Александр Матяш - Дао Блаженств
М: Мне кажется, что дети настолько маленькие, что у них еще нет этой маски.
А: Есть.
М: Или, по крайней мере, эта маска возникает настолько редко, что они еще не могут за нее держаться.
А: С маской все не так просто, Рита. Маска не есть нечто сознательное, это – кармический груз. Даша говорит, что по внешнему виду и поведению детей видно: у кого полегче, у кого потяжелее. Говорят, что даже в роддоме сразу видно, что будет за человек.
Вернемся к основному руслу нашего рассуждения и попытаемся продолжить.
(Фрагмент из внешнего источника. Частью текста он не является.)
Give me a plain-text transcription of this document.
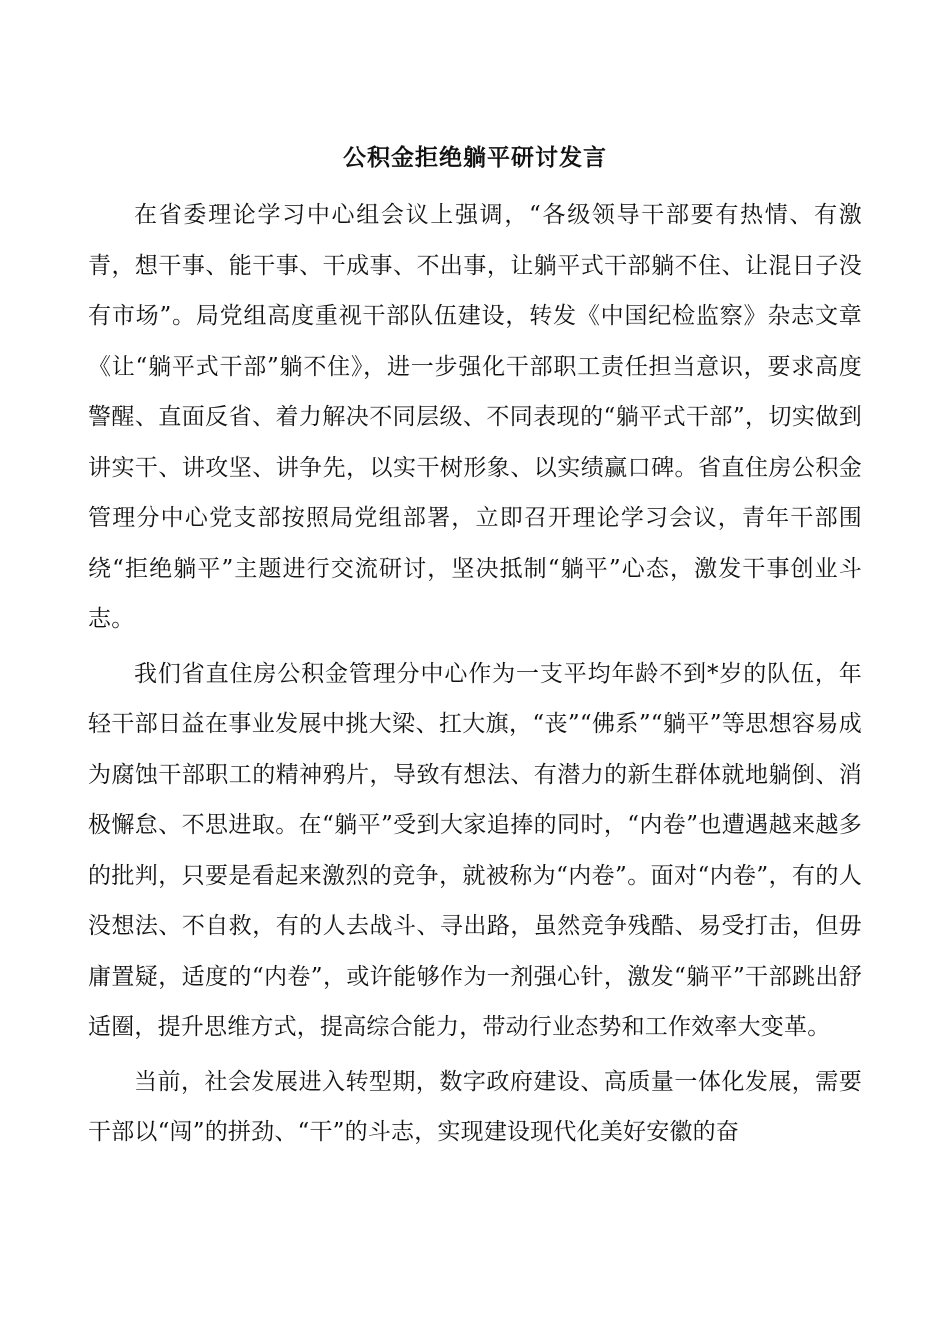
公积金拒绝躺平研讨发言

在省委理论学习中心组会议上强调，“各级领导干部要有热情、有激青，想干事、能干事、干成事、不出事，让躺平式干部躺不住、让混日子没有市场”。局党组高度重视干部队伍建设，转发《中国纪检监察》杂志文章《让“躺平式干部”躺不住》，进一步强化干部职工责任担当意识，要求高度警醒、直面反省、着力解决不同层级、不同表现的“躺平式干部”，切实做到讲实干、讲攻坚、讲争先，以实干树形象、以实绩赢口碑。省直住房公积金管理分中心党支部按照局党组部署，立即召开理论学习会议，青年干部围绕“拒绝躺平”主题进行交流研讨，坚决抵制“躺平”心态，激发干事创业斗志。

我们省直住房公积金管理分中心作为一支平均年龄不到*岁的队伍，年轻干部日益在事业发展中挑大梁、扛大旗，“丧”“佛系”“躺平”等思想容易成为腐蚀干部职工的精神鸦片，导致有想法、有潜力的新生群体就地躺倒、消极懈怠、不思进取。在“躺平”受到大家追捧的同时，“内卷”也遭遇越来越多的批判，只要是看起来激烈的竞争，就被称为“内卷”。面对“内卷”，有的人没想法、不自救，有的人去战斗、寻出路，虽然竞争残酷、易受打击，但毋庸置疑，适度的“内卷”，或许能够作为一剂强心针，激发“躺平”干部跳出舒适圈，提升思维方式，提高综合能力，带动行业态势和工作效率大变革。

当前，社会发展进入转型期，数字政府建设、高质量一体化发展，需要干部以“闯”的拼劲、“干”的斗志，实现建设现代化美好安徽的奋
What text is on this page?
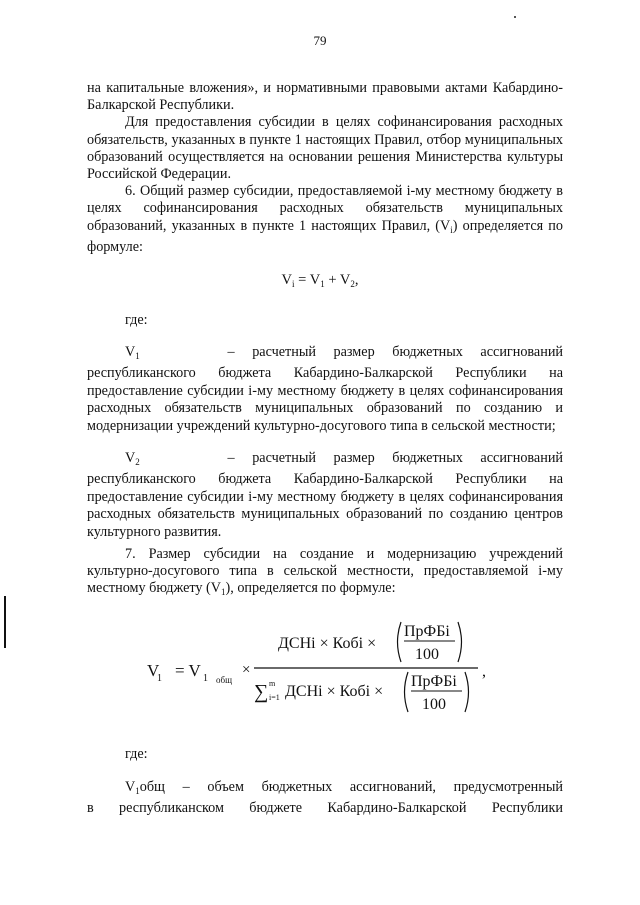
79

на капитальные вложения», и нормативными правовыми актами Кабардино-Балкарской Республики.

Для предоставления субсидии в целях софинансирования расходных обязательств, указанных в пункте 1 настоящих Правил, отбор муниципальных образований осуществляется на основании решения Министерства культуры Российской Федерации.

6. Общий размер субсидии, предоставляемой i-му местному бюджету в целях софинансирования расходных обязательств муниципальных образований, указанных в пункте 1 настоящих Правил, $(V_i)$ определяется по формуле:

$V_i = V_1 + V_2$,
где:
$V_1$	– расчетный размер бюджетных ассигнований
республиканского бюджета Кабардино-Балкарской Республики на предоставление субсидии i-му местному бюджету в целях софинансирования расходных обязательств муниципальных образований по созданию и модернизации учреждений культурно-досугового типа в сельской местности;
$V_2$	– расчетный размер бюджетных ассигнований
республиканского бюджета Кабардино-Балкарской Республики на предоставление субсидии i-му местному бюджету в целях софинансирования расходных обязательств муниципальных образований по созданию центров культурного развития.

7. Размер субсидии на создание и модернизацию учреждений культурно-досугового типа в сельской местности, предоставляемой i-му местному бюджету $(V_1)$, определяется по формуле:

V
1 = V 1 общ
×
ДСНi × Кобi ×
ПрФБi
100
∑ m
i=1 ДСНi × Кобi ×
ПрФБi
100
,
где:
$V_1общ$ – объем бюджетных ассигнований, предусмотренный
в республиканском бюджете Кабардино-Балкарской Республики
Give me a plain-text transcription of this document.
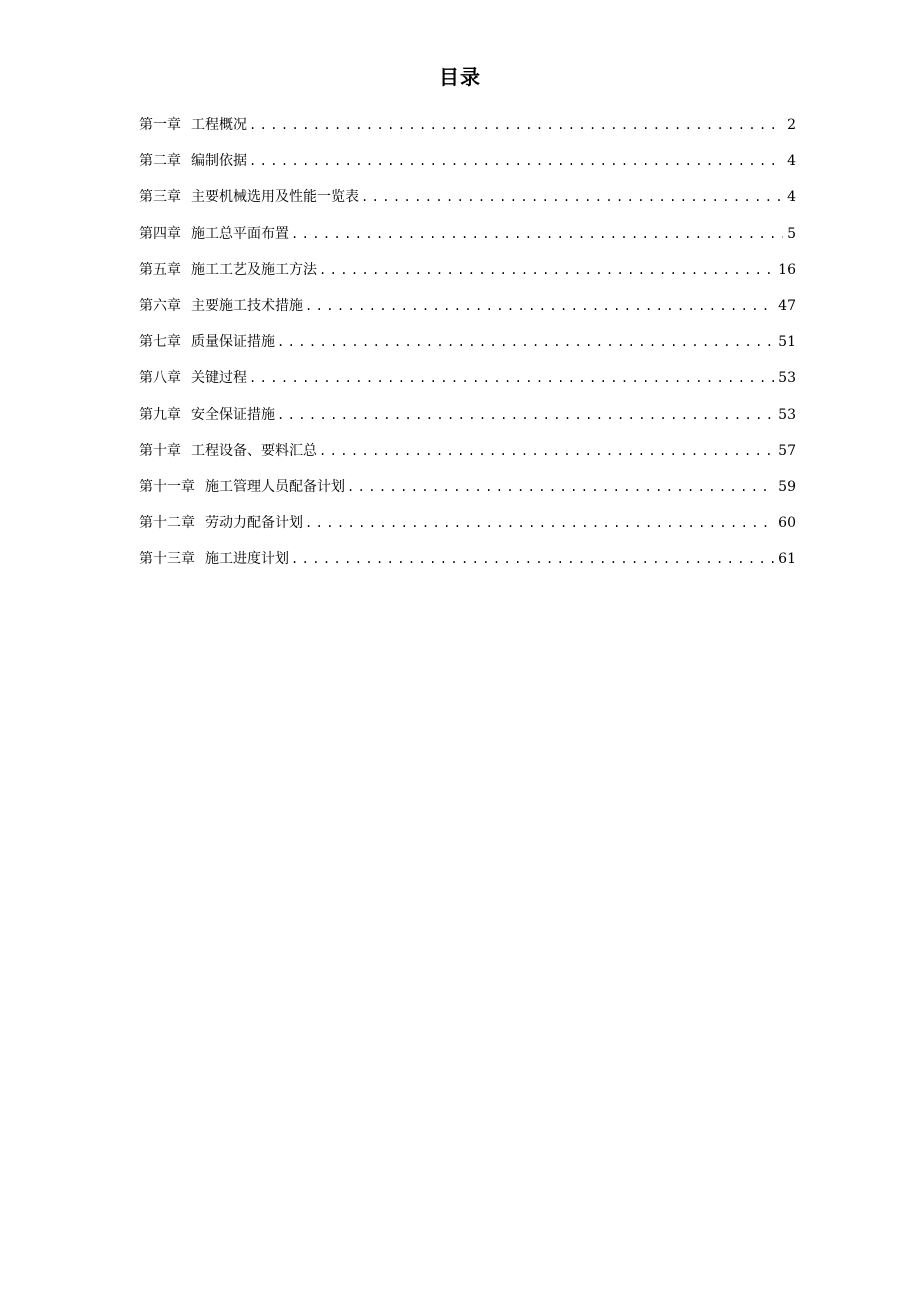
目录
第一章 工程概况 .....	2
第二章 编制依据 .....	4
第三章 主要机械选用及性能一览表 .....	4
第四章 施工总平面布置 .....	5
第五章 施工工艺及施工方法 .....	16
第六章 主要施工技术措施 .....	47
第七章 质量保证措施 .....	51
第八章 关键过程 .....	53
第九章 安全保证措施 .....	53
第十章 工程设备、要料汇总 .....	57
第十一章 施工管理人员配备计划 .....	59
第十二章 劳动力配备计划 .....	60
第十三章 施工进度计划 .....	61
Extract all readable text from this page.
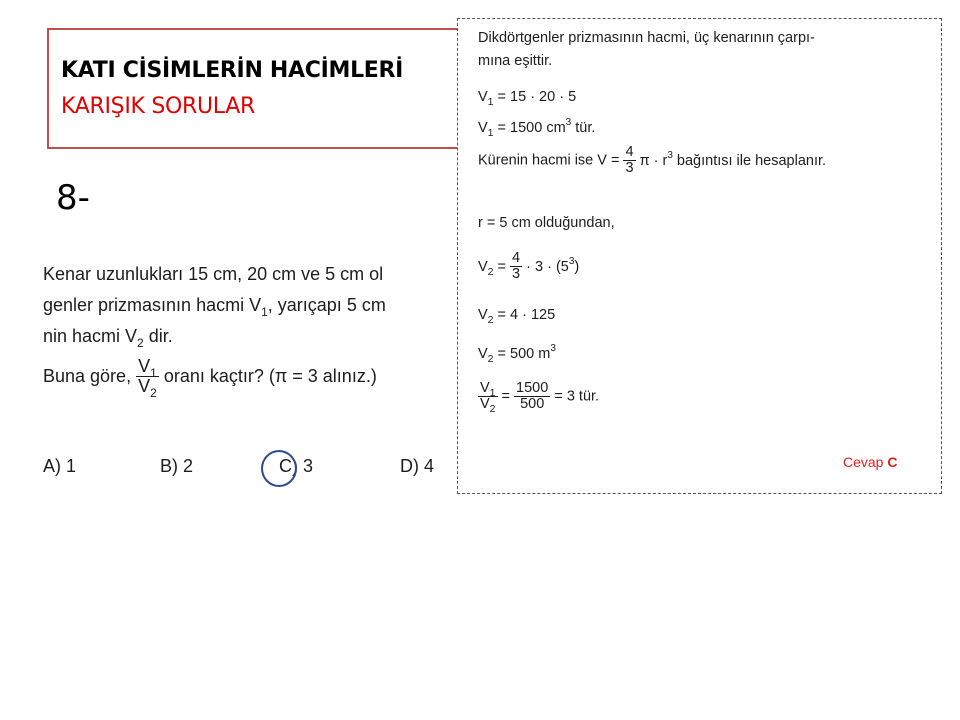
KATI CİSİMLERİN HACİMLERİ
KARIŞIK SORULAR
8-
Kenar uzunlukları 15 cm, 20 cm ve 5 cm ol
genler prizmasının hacmi $V_1$, yarıçapı 5 cm
nin hacmi $V_2$ dir.
Buna göre, $\frac{V_1}{V_2}$ oranı kaçtır? (π = 3 alınız.)
A) 1	B) 2	C) 3	D) 4
Dikdörtgenler prizmasının hacmi, üç kenarının çarpı-
mına eşittir.
$V_1 = 15 \cdot 20 \cdot 5$
$V_1 = 1500$ $cm^3$ tür.
Kürenin hacmi ise $V = \frac{4}{3}$ $\pi \cdot r^3$ bağıntısı ile hesaplanır.
r = 5 cm olduğundan,
$V_2 = \frac{4}{3} \cdot 3 \cdot (5^3)$
$V_2 = 4 \cdot 125$
$V_2 = 500$ $m^3$
$\frac{V_1}{V_2} = \frac{1500}{500} = 3$ tür.
Cevap C
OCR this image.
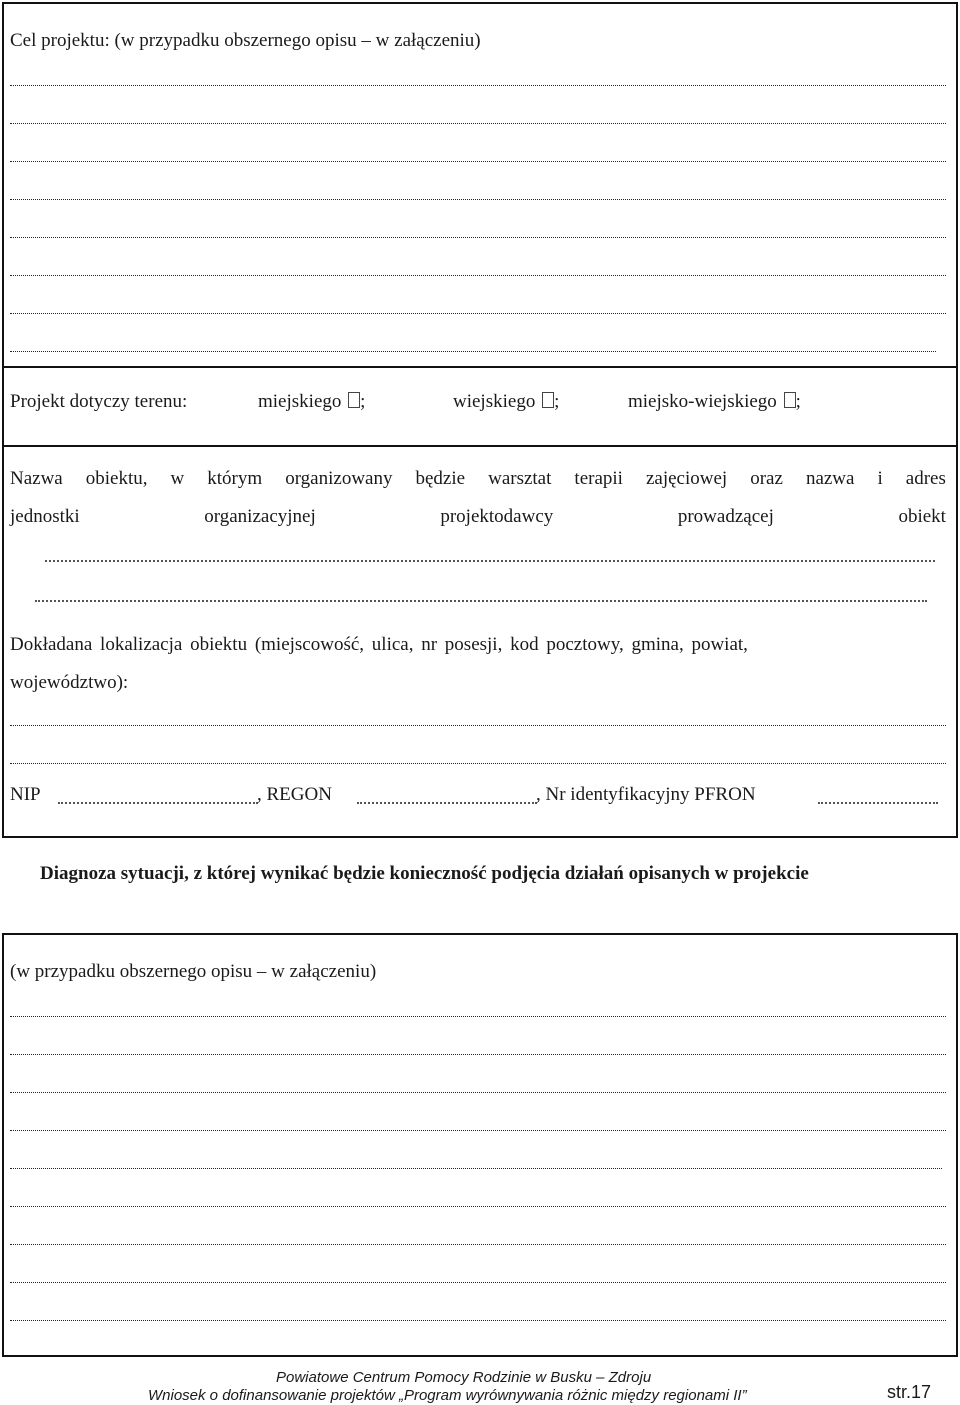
Cel projektu: (w przypadku obszernego opisu – w załączeniu)
Projekt dotyczy terenu:	miejskiego ;	wiejskiego ;	miejsko-wiejskiego ;
Nazwa obiektu, w którym organizowany będzie warsztat terapii zajęciowej oraz nazwa i adres
jednostki	organizacyjnej	projektodawcy	prowadzącej	obiekt
Dokładana lokalizacja obiektu (miejscowość, ulica, nr posesji, kod pocztowy, gmina, powiat,
województwo):
NIP	, REGON	, Nr identyfikacyjny PFRON
Diagnoza sytuacji, z której wynikać będzie konieczność podjęcia działań opisanych w projekcie
(w przypadku obszernego opisu – w załączeniu)
Powiatowe Centrum Pomocy Rodzinie w Busku – Zdroju
Wniosek o dofinansowanie projektów „Program wyrównywania różnic między regionami II”	str.17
В христианстве есть идея внутреннего совершенствования – через покаяние, через духовную практику мы все время идем к Богу. Но получается, что очень важно также осознание того, от чего именно мы уходим, с чем мы стремимся расстаться. В буддизме мы расстаемся с иллюзорной привязанностью, никчемной и ничтожной, а в христианстве мы уходим от очень серьезного груза первородного греха, существующего в каждом из нас.
М: Да. Нам сразу навязывается чувство вины. И очень сильное.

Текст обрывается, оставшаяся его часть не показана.